With only two weeks to go, we spoke with our CEO, Jonathan Lee (centre), about taking part in the Sleep Out.
Jonathan, you slept out for Crisis Centre Ministries last year. Could you tell us a little bit about your experience?
Certainly – it was actually the third time I’ve done it, and after three years, you get gradually used to it. Last year it rained – and I was pleased! I think the fact that people got wet was a positive experience, because it was a little bit more like the reality that rough sleepers face every night.
In January each year we begin to save cardboard for the staff who are participating. Cardboard provides that barrier underneath your sleeping bag, which on top of I also put down a couple of roll mats. I also wrap a blanket around me inside my sleeping bag, and wear several layers of warm clothes and a hat and gloves.
On the night, people start arriving from 10pm to choose where they’re going to sleep. There’s some strategy to this. Do you go up onto the grass bank, which larger groups do, to huddle round together for wind protection? Or do you go by the side of the building where you can get shelter from the prevailing wind? The dilemma is the same faced by those living on the streets. Where am I going to sleep? Where is a safe, protective corner? Who’s pushed me out of the way? Who’s moved my sleeping bag?
It’s generally a good atmosphere. There’s a buzz of nervous excitement. It’s good to see that number of people together – over 200 – doing something alongside others. And members of the press are normally around interviewing people, asking for comments and seeing if there are any persons of note there and interviewing them. Various members of the council have done the Sleep Out before. Paul Smith was there last year, and he might be there this year too!
Hot drinks are available from our team from the Wild Goose – cups of tea, coffee and snacks. You need to decide whether to consume liquid because you might need the toilet later. There are toilets on site, which is a luxury, but you still need to make a decision about whether you want to get out of your sleeping bag or not.
A safety briefing is held at about 11pm and then everyone beds down. It starts to get quiet and some people go to sleep and some people don’t.
Did you sleep?
I’ve had varying experiences. Last year I managed six hours’ sleep, which was pretty good. Previous years, it’s been more sporadic. I think it depends on how cold it gets, as that’s what wakes you up in the night. Then there’s also how much disturbance is around. There’s a lot of traffic noise. It’s better now because the ambulance and fire station has moved, but you do hear a lot of sirens and all the traffic along Temple Way. And there are the street lights, which are on all night, and then around 2-3am you hear people going home from their evening’s entertainment. And that can be a bit rowdy, as it is a Friday night in central Bristol! So it’s a bit of an eye-opener, because obviously this is the environment that homeless people sleep in. It’s safer with people around then being tucked away in a corner somewhere.

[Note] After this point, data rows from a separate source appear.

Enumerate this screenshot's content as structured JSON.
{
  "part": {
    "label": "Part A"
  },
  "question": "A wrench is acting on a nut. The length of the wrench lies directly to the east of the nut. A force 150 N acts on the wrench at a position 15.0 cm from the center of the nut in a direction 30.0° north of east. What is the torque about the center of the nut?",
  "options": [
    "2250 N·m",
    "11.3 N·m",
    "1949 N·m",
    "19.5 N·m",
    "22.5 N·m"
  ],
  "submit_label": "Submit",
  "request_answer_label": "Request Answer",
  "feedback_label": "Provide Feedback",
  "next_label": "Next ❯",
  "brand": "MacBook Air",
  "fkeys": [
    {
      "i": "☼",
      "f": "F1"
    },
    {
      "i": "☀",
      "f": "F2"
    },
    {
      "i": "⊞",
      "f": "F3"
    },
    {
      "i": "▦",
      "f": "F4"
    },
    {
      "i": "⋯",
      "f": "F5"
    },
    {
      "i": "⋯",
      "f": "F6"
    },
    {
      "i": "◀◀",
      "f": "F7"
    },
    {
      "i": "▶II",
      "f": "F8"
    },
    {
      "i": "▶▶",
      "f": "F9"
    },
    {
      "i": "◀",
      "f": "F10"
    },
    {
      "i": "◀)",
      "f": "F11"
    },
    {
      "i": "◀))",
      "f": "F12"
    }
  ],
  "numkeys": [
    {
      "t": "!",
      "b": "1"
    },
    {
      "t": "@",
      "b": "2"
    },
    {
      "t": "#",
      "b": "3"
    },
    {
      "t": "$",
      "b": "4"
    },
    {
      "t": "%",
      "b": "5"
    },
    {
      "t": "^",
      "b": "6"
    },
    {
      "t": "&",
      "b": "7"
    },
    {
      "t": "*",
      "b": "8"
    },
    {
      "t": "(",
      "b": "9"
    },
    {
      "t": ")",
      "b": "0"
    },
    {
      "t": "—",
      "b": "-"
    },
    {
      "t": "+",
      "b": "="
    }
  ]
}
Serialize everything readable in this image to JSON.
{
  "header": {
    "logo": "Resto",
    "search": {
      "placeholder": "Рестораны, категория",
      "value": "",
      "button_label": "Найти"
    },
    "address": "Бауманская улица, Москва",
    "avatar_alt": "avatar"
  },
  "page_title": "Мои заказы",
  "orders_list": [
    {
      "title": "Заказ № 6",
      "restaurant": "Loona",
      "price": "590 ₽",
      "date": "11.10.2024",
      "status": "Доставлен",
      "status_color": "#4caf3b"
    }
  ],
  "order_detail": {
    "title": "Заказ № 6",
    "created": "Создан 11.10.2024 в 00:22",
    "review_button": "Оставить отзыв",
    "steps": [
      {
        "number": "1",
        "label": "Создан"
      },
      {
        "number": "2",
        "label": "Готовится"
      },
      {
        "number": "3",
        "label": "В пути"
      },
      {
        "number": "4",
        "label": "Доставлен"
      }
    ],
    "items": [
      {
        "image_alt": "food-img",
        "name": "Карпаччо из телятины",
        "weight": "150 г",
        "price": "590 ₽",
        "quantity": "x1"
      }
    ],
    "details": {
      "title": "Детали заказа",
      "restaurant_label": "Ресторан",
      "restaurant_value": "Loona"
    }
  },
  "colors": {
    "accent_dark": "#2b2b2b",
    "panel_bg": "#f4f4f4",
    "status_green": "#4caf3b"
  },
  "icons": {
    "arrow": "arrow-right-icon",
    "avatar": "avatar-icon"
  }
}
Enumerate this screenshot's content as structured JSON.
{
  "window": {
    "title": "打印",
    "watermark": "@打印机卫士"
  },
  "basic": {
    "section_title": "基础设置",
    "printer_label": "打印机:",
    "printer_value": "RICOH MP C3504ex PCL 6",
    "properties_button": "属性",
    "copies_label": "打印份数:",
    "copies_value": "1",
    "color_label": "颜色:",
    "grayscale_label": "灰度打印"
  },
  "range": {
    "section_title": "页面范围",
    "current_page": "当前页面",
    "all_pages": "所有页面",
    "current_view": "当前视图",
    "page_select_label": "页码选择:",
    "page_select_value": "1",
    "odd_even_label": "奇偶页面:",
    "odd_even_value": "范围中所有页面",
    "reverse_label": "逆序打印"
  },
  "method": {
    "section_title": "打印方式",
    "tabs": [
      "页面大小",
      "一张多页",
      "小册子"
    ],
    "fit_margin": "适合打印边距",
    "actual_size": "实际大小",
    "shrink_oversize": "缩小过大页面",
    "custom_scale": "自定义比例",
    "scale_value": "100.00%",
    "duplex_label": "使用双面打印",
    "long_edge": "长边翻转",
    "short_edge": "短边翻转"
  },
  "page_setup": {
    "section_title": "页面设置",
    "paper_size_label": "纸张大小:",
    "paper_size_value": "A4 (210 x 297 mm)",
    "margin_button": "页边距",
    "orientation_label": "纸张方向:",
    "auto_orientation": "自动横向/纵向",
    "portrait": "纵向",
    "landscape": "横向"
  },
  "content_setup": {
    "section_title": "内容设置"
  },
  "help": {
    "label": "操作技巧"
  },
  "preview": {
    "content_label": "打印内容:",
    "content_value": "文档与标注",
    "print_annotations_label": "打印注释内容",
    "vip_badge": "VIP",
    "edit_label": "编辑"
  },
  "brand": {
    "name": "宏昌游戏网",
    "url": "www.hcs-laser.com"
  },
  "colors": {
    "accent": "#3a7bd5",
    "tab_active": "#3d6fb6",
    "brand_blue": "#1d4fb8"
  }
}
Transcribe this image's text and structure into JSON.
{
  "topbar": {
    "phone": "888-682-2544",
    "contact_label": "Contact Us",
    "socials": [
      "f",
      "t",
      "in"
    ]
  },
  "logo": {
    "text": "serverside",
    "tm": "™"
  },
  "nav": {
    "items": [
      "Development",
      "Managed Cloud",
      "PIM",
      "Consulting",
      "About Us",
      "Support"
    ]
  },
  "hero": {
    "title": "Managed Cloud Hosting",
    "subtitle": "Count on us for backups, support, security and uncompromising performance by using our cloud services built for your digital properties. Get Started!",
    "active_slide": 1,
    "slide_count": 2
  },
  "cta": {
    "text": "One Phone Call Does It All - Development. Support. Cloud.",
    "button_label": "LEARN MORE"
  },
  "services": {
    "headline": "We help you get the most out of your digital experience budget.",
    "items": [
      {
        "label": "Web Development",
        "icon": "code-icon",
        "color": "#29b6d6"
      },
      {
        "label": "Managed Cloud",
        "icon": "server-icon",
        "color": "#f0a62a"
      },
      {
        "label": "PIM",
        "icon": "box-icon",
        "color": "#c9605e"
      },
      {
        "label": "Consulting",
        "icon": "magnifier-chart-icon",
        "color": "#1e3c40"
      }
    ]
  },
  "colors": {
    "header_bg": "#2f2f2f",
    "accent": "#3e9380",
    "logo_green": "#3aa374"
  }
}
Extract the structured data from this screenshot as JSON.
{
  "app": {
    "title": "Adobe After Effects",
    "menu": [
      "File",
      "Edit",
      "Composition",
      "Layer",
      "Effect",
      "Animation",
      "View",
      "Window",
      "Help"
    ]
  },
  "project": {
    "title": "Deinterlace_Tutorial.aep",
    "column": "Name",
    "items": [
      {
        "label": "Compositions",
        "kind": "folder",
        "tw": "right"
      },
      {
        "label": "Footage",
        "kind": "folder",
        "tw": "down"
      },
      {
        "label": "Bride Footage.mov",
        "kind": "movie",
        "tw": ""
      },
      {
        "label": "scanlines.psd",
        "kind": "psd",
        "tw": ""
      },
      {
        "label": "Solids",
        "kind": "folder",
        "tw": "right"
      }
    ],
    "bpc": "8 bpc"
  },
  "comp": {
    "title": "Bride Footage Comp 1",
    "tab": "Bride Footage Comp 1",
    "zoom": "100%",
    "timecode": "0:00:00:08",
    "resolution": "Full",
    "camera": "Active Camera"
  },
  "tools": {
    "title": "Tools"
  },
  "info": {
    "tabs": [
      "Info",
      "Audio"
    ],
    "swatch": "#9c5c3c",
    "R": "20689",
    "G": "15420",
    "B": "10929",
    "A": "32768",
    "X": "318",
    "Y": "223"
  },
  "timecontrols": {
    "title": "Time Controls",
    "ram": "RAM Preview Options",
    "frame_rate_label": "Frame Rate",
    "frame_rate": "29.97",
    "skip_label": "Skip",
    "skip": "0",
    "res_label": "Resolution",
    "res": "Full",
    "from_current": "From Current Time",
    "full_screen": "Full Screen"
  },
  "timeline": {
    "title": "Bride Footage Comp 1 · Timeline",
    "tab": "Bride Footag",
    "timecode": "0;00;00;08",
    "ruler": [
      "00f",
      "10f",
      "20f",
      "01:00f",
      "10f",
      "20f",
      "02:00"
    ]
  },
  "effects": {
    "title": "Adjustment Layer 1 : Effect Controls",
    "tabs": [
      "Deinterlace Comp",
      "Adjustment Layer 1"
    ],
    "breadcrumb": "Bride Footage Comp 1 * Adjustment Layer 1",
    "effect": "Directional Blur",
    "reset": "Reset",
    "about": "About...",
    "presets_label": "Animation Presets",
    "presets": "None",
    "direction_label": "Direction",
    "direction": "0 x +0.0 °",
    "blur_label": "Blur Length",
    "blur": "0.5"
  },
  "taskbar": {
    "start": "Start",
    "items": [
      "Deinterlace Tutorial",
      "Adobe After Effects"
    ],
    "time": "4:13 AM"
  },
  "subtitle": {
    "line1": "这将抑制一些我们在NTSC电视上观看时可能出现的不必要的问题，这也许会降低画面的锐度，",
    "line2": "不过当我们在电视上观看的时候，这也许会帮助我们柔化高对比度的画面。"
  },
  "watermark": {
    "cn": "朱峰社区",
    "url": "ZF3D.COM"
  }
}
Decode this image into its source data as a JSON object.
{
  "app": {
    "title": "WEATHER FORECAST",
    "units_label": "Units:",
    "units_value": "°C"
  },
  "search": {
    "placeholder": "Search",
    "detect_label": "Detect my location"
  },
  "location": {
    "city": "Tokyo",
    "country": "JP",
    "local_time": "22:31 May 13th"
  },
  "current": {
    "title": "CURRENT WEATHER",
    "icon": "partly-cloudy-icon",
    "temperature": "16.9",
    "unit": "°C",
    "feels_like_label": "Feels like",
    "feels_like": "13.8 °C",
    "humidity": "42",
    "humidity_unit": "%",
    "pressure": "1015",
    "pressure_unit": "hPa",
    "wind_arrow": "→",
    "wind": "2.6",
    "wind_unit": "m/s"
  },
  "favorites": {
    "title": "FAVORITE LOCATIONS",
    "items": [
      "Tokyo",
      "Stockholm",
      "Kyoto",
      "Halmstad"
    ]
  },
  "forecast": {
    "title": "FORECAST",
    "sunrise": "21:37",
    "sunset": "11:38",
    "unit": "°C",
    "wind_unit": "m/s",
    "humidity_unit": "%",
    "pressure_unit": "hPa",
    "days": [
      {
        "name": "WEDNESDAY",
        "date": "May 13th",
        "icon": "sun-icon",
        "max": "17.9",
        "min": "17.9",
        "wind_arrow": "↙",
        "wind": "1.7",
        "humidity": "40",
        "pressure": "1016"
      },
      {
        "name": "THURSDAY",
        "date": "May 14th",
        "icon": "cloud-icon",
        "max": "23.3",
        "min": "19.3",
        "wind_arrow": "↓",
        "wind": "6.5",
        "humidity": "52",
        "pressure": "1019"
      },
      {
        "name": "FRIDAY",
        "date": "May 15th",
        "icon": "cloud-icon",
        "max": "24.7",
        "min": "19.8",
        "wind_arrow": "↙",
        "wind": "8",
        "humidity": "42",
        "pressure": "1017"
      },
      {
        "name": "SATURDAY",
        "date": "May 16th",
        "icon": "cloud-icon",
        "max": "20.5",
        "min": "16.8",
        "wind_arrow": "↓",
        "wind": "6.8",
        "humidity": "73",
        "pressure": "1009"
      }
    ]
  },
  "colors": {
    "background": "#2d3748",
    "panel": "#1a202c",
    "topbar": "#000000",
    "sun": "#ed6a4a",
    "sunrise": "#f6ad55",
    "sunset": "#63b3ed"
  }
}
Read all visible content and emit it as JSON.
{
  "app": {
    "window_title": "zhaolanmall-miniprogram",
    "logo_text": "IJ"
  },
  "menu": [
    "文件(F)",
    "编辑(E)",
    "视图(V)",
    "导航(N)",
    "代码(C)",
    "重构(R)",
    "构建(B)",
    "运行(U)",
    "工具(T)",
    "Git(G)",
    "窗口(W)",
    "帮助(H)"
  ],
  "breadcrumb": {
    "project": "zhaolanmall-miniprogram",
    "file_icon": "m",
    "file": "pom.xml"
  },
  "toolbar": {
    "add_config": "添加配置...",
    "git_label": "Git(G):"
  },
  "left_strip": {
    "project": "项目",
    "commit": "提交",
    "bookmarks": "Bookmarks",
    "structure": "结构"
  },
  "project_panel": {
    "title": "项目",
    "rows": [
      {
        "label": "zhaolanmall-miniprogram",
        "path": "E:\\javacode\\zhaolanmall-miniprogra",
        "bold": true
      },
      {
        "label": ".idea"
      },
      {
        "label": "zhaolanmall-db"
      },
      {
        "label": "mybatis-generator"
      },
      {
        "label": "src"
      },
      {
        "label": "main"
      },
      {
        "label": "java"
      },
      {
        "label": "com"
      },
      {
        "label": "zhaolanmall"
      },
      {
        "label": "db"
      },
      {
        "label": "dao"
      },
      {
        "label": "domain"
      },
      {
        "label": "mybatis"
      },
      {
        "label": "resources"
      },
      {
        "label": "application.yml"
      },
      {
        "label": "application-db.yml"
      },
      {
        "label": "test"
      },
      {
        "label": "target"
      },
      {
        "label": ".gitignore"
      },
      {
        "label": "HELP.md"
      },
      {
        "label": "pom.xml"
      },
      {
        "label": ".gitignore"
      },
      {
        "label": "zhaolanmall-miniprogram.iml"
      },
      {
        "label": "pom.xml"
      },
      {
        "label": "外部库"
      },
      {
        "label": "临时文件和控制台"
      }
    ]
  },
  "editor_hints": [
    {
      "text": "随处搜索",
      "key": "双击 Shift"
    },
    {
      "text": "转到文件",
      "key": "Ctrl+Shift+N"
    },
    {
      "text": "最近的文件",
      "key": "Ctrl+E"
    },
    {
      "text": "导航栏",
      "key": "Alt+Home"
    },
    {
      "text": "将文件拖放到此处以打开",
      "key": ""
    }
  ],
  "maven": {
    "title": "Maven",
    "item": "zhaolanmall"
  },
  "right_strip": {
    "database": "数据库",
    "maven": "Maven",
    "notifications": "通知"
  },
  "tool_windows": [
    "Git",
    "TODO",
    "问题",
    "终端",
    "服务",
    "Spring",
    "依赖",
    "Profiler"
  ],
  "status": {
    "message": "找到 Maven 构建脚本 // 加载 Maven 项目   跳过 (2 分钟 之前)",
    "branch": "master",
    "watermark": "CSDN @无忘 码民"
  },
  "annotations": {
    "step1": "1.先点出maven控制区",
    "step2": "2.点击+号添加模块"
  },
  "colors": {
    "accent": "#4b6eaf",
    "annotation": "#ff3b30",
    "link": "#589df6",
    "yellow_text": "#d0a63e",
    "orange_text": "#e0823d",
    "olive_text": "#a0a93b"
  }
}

Participants start to get up around 5-5:30am. Our Wild Goose team will have been up from 3 or 4 in the morning to provide bacon rolls at 6am. It’s an absolute treat to get up to a bacon roll and cup of tea after a night like that. As people start to surface, there is a lot of mingling around, people chatting about their experiences, bleary-eyed and sleepy. And then there’s the tidy-up and moving on in the morning.
What has your three years of participating taught you?
It’s taught me that the experience is absolutely not real. Arguably it’s a token effort, but it’s not a real experience. I’ve got my multiple layers of clothing on. If they started off dry and got wet in the night, I will go home and hang them up to dry. I get to go back to a warm and comfortable house, have a shower, warm up, have a cup of coffee or tea and relax. I’ll probably sleep in the daytime if I didn’t get much sleep the night before, in the comfort of my own home.
Last year, there was a guy, known to many of the projects, who was around at the event, and he was saying that what we were doing was not a real experience, and was upset about what we were doing. He was not wrong, but he also didn’t understand the event’s purpose. It’s about raising awareness and helping people who have never been homeless before to gain a little understanding from the experience. It’s also an opportunity to raise money to help fund charities like Crisis Centre Ministries to help people move off the streets.
What are your top tips?
Cardboard is key. It keeps you off the ground, keeps you dry and adds a layer of insulation. Put plenty of layers on and try to enjoy it. We appreciate what you’re doing!